About the Photographer
Rossiter, Alison
American, b. 1953
For more than thirty years, Alison Rossiter has been making work that focuses on the materials and processes of analog photography. Considering the inherent characteristics of the medium and experimenting with a variety of techniques, she has made photograms and light drawings in the darkroom and engaged with the way photographs make use of light by photographing solar eclipses, as in the two works from 1994 in MoCP's collection. More recently she has collected expired photographic papers from the last six decades and printed them to reveal latent forms caused by gradual exposure to elements like moisture and humidity.
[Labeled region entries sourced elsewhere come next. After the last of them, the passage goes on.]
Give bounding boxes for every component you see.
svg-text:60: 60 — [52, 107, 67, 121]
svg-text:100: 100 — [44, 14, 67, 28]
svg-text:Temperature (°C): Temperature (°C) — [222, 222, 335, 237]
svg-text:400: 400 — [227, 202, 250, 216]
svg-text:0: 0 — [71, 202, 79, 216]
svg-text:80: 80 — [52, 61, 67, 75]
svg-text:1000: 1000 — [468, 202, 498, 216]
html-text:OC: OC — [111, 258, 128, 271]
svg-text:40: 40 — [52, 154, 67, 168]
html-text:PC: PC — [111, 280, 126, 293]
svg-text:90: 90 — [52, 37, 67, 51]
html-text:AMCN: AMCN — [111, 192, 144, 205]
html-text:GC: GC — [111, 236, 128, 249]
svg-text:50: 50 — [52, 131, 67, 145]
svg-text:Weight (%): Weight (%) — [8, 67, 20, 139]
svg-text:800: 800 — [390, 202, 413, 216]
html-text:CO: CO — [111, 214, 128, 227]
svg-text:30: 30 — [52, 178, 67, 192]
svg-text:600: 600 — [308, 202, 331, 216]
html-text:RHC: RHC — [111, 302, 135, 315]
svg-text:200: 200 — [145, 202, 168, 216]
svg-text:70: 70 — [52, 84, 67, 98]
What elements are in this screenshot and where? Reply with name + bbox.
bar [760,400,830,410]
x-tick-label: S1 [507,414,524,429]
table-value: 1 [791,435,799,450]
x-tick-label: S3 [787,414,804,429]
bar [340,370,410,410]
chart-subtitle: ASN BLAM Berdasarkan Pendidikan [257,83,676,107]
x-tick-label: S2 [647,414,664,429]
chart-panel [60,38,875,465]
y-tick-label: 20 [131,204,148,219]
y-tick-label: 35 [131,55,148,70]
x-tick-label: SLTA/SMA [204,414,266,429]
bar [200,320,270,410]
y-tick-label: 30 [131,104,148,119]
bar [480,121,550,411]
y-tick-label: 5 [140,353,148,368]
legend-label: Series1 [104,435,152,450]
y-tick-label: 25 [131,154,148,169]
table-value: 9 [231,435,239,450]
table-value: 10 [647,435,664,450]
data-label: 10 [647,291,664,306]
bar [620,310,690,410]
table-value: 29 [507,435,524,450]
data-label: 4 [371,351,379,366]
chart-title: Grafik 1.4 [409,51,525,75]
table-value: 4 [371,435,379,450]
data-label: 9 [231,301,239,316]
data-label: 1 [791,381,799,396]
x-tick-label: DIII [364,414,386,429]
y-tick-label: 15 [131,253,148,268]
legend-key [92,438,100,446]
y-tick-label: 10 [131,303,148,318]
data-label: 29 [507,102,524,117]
For "Kodak Azo F4, expired in February 1922, processed in 2011 (#1 Mold)," her process is intentionally simple: in the darkroom she dips the small sheets of paper from 1922 in developer, submerging it partway. The result resembles an ominous landscapes. The apparent smoke, or clouds, on the horizon are latent in the old paper itself, produced by mold that found its way into the box of materials. The invasive residues of the outside world are what give Rossiter’s prints their atmospheric qualities, while giving shape to moody environments that never really existed.
Born in Jackson, Mississippi, Rossiter studied photography at Rochester Institute of Technology in Rochester, New York and Banff Centre School of Fine Art in Banff, Alberta. She has taught at Drexel University in Philadelphia, the Nova Scotia College of Art and Design in Halifax, and the University of Ottawa in Ontario. In addition to her activities as a photographer, Rossiter has been involved in the field of photographic conservation and preservation.